Ich habe es, zu meiner Zeit im Amt, immer wieder geführt. Auch in der Kneipe, wenn es sich anbot. Aber auch wir haben, als eine Flüchtlingsunterkunft in unserem Ort eröffnet wurde, die Kirche für eine große Bürgersprechstunde geöffnet, die sich, in jeder Hinsicht, bezahlt gemacht hat.
Bei alle dem dürfen wir nie vergessen, das wir Kirche sind und nicht Partei. Dann werden wir auch das für diese Arbeit notwendige Vertrauen bei allen Seiten finden.
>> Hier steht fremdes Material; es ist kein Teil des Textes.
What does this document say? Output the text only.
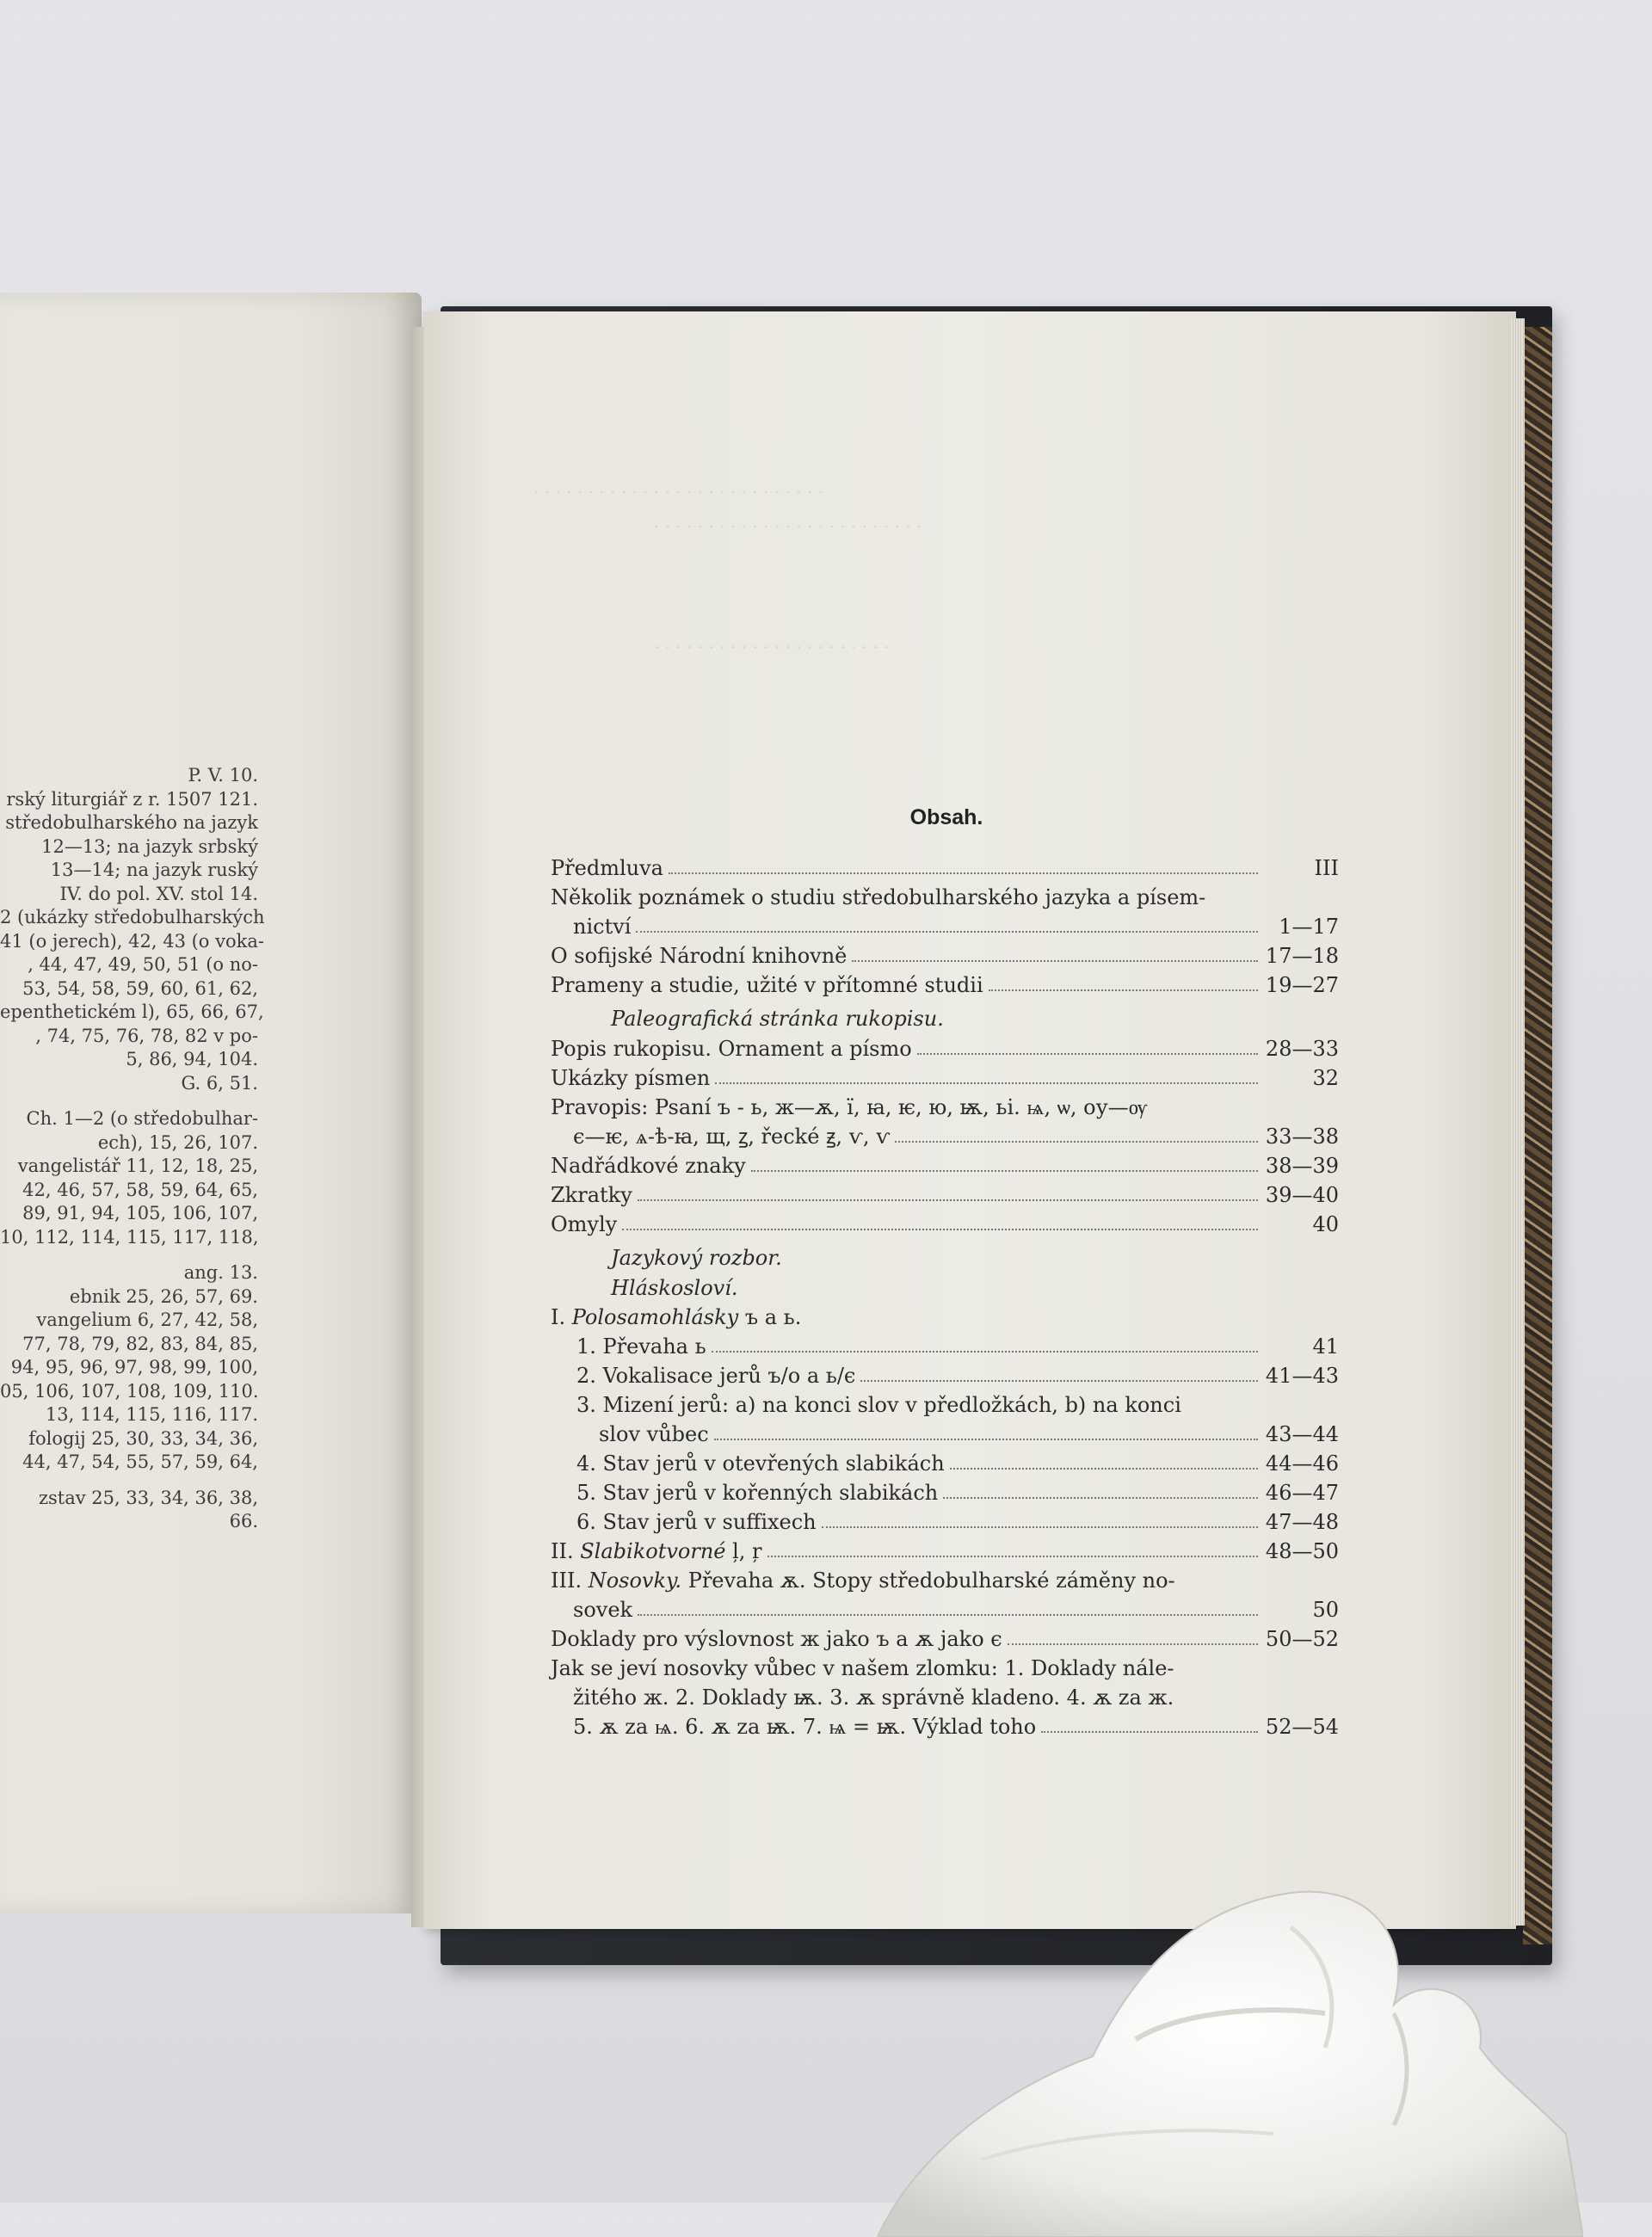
P. V. 10.
rský liturgiář z r. 1507 121.
středobulharského na jazyk
12—13; na jazyk srbský
13—14; na jazyk ruský
IV. do pol. XV. stol 14.
2 (ukázky středobulharských
41 (o jerech), 42, 43 (o voka-
, 44, 47, 49, 50, 51 (o no-
53, 54, 58, 59, 60, 61, 62,
epenthetickém l), 65, 66, 67,
, 74, 75, 76, 78, 82 v po-
5, 86, 94, 104.
G. 6, 51.
Ch. 1—2 (o středobulhar-
ech), 15, 26, 107.
vangelistář 11, 12, 18, 25,
42, 46, 57, 58, 59, 64, 65,
89, 91, 94, 105, 106, 107,
10, 112, 114, 115, 117, 118,
ang. 13.
ebnik 25, 26, 57, 69.
vangelium 6, 27, 42, 58,
77, 78, 79, 82, 83, 84, 85,
94, 95, 96, 97, 98, 99, 100,
05, 106, 107, 108, 109, 110.
13, 114, 115, 116, 117.
fologij 25, 30, 33, 34, 36,
44, 47, 54, 55, 57, 59, 64,
zstav 25, 33, 34, 36, 38,
66.
· · · · · · · · · · · · · · · · · · · · · · · · · · ·
· · · · · · · · · · · · · · · · · · · · · · · · ·
· · · · · · · · · · · · · · · · · · · · · ·
Obsah.
Předmluva	III
Několik poznámek o studiu středobulharského jazyka a písem-
nictví	1—17
O sofijské Národní knihovně	17—18
Prameny a studie, užité v přítomné studii	19—27
Paleografická stránka rukopisu.
Popis rukopisu. Ornament a písmo	28—33
Ukázky písmen	32
Pravopis: Psaní ъ - ь, ж—ѫ, ї, ꙗ, ѥ, ю, ѭ, ьі. ѩ, ѡ, оу—ѹ
є—ѥ, ѧ-ѣ-ꙗ, щ, ꙁ, řecké ꙃ, ѵ, ѵ	33—38
Nadřádkové znaky	38—39
Zkratky	39—40
Omyly	40
Jazykový rozbor.
Hláskosloví.
I. Polosamohlásky ъ a ь.
1. Převaha ь	41
2. Vokalisace jerů ъ/о a ь/є	41—43
3. Mizení jerů: a) na konci slov v předložkách, b) na konci
slov vůbec	43—44
4. Stav jerů v otevřených slabikách	44—46
5. Stav jerů v kořenných slabikách	46—47
6. Stav jerů v suffixech	47—48
II. Slabikotvorné ļ, ŗ	48—50
III. Nosovky. Převaha ѫ. Stopy středobulharské záměny no-
sovek	50
Doklady pro výslovnost ж jako ъ a ѫ jako є	50—52
Jak se jeví nosovky vůbec v našem zlomku: 1. Doklady nále-
žitého ж. 2. Doklady ѭ. 3. ѫ správně kladeno. 4. ѫ za ж.
5. ѫ za ѩ. 6. ѫ za ѭ. 7. ѩ = ѭ. Výklad toho	52—54
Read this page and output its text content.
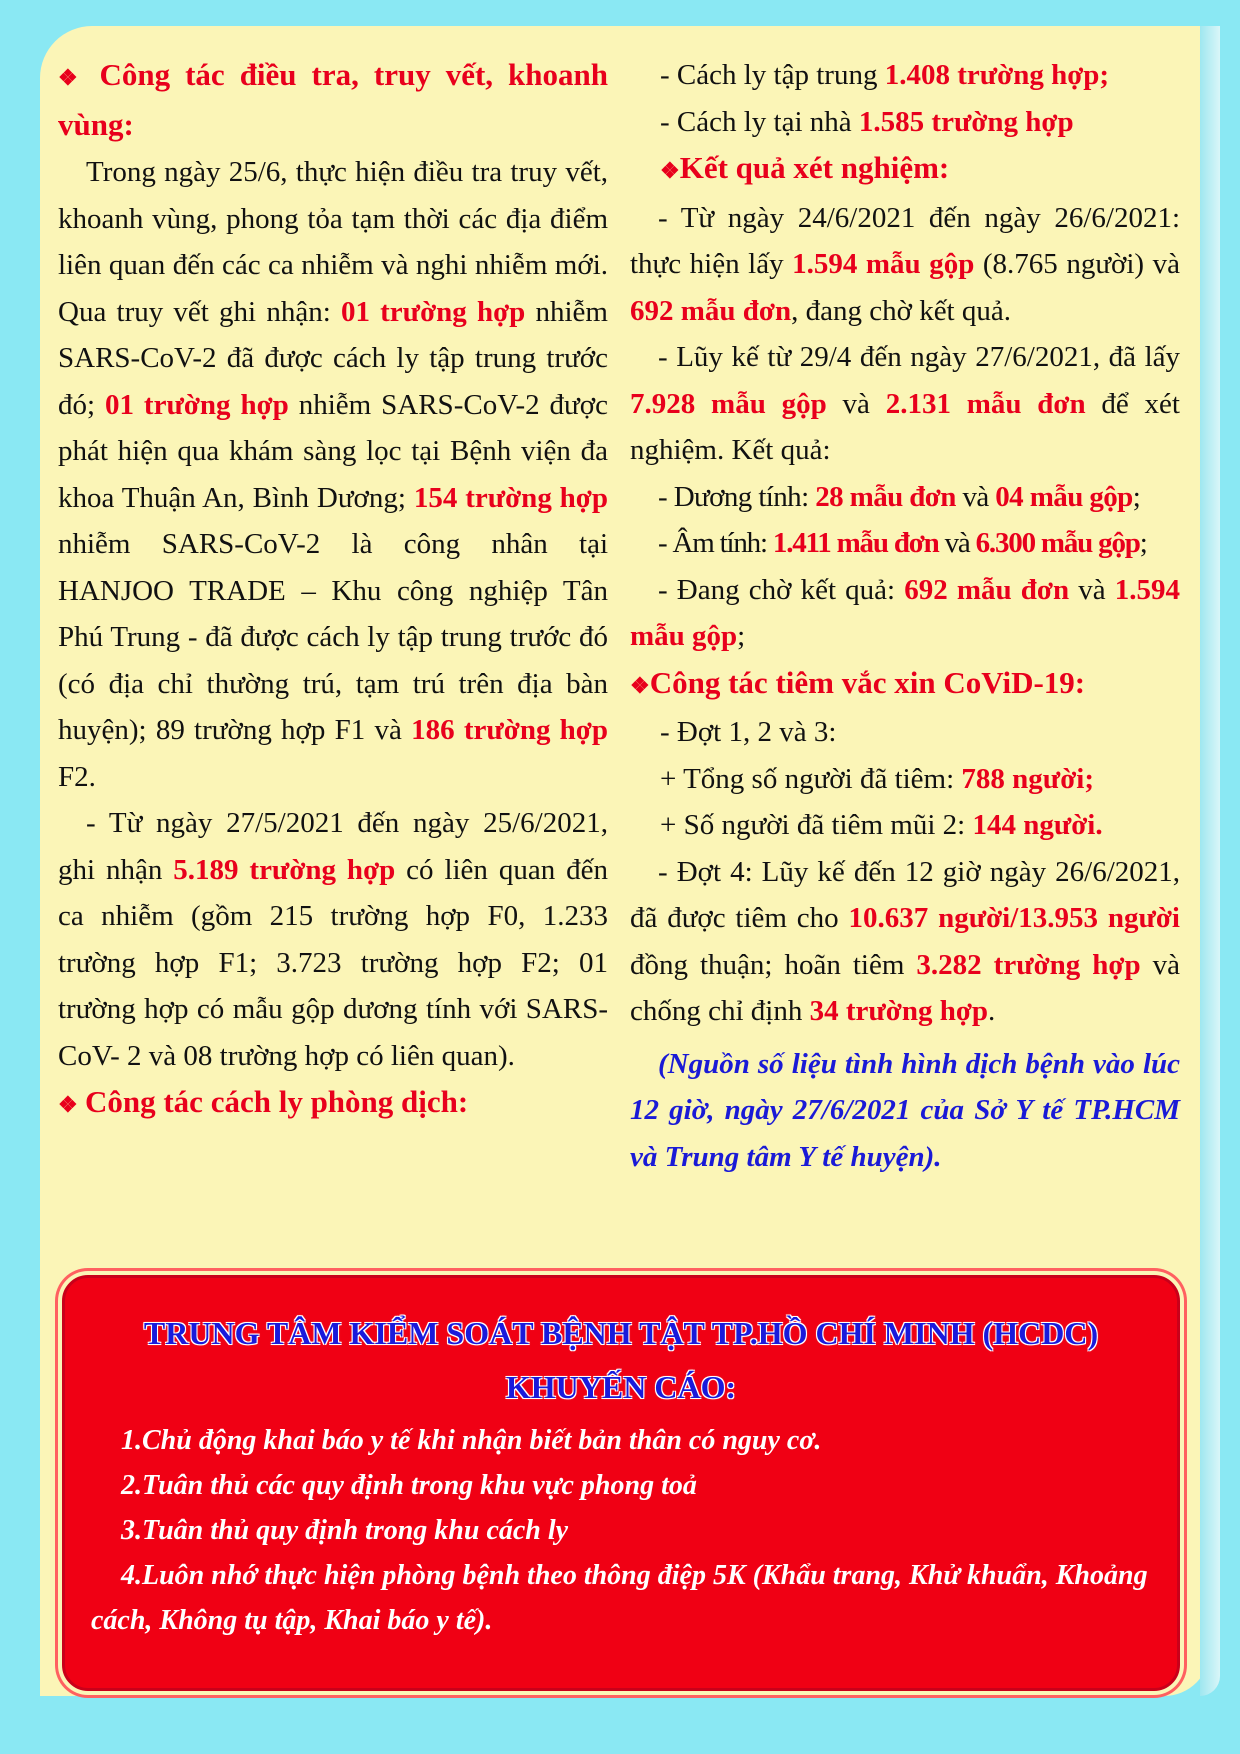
❖ Công tác điều tra, truy vết, khoanh vùng:

Trong ngày 25/6, thực hiện điều tra truy vết, khoanh vùng, phong tỏa tạm thời các địa điểm liên quan đến các ca nhiễm và nghi nhiễm mới. Qua truy vết ghi nhận: 01 trường hợp nhiễm SARS-CoV-2 đã được cách ly tập trung trước đó; 01 trường hợp nhiễm SARS-CoV-2 được phát hiện qua khám sàng lọc tại Bệnh viện đa khoa Thuận An, Bình Dương; 154 trường hợp nhiễm SARS-CoV-2 là công nhân tại HANJOO TRADE – Khu công nghiệp Tân Phú Trung - đã được cách ly tập trung trước đó (có địa chỉ thường trú, tạm trú trên địa bàn huyện); 89 trường hợp F1 và 186 trường hợp F2.

- Từ ngày 27/5/2021 đến ngày 25/6/2021, ghi nhận 5.189 trường hợp có liên quan đến ca nhiễm (gồm 215 trường hợp F0, 1.233 trường hợp F1; 3.723 trường hợp F2; 01 trường hợp có mẫu gộp dương tính với SARS-CoV- 2 và 08 trường hợp có liên quan).

❖ Công tác cách ly phòng dịch:

- Cách ly tập trung 1.408 trường hợp;

- Cách ly tại nhà 1.585 trường hợp

❖Kết quả xét nghiệm:

- Từ ngày 24/6/2021 đến ngày 26/6/2021: thực hiện lấy 1.594 mẫu gộp (8.765 người) và 692 mẫu đơn, đang chờ kết quả.

- Lũy kế từ 29/4 đến ngày 27/6/2021, đã lấy 7.928 mẫu gộp và 2.131 mẫu đơn để xét nghiệm. Kết quả:

- Dương tính: 28 mẫu đơn và 04 mẫu gộp;

- Âm tính: 1.411 mẫu đơn và 6.300 mẫu gộp;

- Đang chờ kết quả: 692 mẫu đơn và 1.594 mẫu gộp;

❖Công tác tiêm vắc xin CoViD-19:

- Đợt 1, 2 và 3:

+ Tổng số người đã tiêm: 788 người;

+ Số người đã tiêm mũi 2: 144 người.

- Đợt 4: Lũy kế đến 12 giờ ngày 26/6/2021, đã được tiêm cho 10.637 người/13.953 người đồng thuận; hoãn tiêm 3.282 trường hợp và chống chỉ định 34 trường hợp.

(Nguồn số liệu tình hình dịch bệnh vào lúc 12 giờ, ngày 27/6/2021 của Sở Y tế TP.HCM và Trung tâm Y tế huyện).

TRUNG TÂM KIỂM SOÁT BỆNH TẬT TP.HỒ CHÍ MINH (HCDC)
KHUYẾN CÁO:

1.Chủ động khai báo y tế khi nhận biết bản thân có nguy cơ.

2.Tuân thủ các quy định trong khu vực phong toả

3.Tuân thủ quy định trong khu cách ly

4.Luôn nhớ thực hiện phòng bệnh theo thông điệp 5K (Khẩu trang, Khử khuẩn, Khoảng cách, Không tụ tập, Khai báo y tế).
3. Kontroverse über Potsdams Garnisionskirche hält an Wolfgang Banse Kein Platz für alle
Nicht jede, nicht jeder kam die Ehre zu Teil am Festgottesdienst am Ostermontag 2024 teil zu nehmen , mit zu feiern.Standesgesellschaft und Standesdünkel wurde hier, sonst auch was in kirchlichen Reihen praktiziert wird.Ausgrenzung, Stigmatisierung,Diskriminierung.Gotteshäuser sind für alle da. Hier sollte es keine Einladungskarten geben, gleich um welche Veranstaltung es sich handelt. Verärgerung trat auf bei Menschen, die keinen Zugang zur Nagelkreuzkapelle hatten.Aber nicht nur verärgerte Menschen gab es an diesem Ostermontag vor der Nagelkreuzkapelle, sondern auch Demonstration , von anders Denkenden, die eine Inbetriebnahme der Nagelkreuzkapelle befürworten.Ein großes Polizeigebot war zu gegen, um die Geladenen zu schützen.Was hat der Einsatz des Sicherheitskräfte, der Polizei dem Steuerzahler gekostet.Ein Gotteshaus wie die Nagelkreuzkapelle in Potsdam soll ein Ort des Gebetes, der Stille, Andacht sein.Garnison hört sich militärisch an-dies sollte es aber nicht sein.Die Stadtgesellschaft in Potsdam ist gespalten, nicht nur was die Nagelkreuzkapelle betrifft.Möge das Gotteshaus ein Ort des Segens sein.Offen und willkommen für Klein und Groß, Jung und Alt.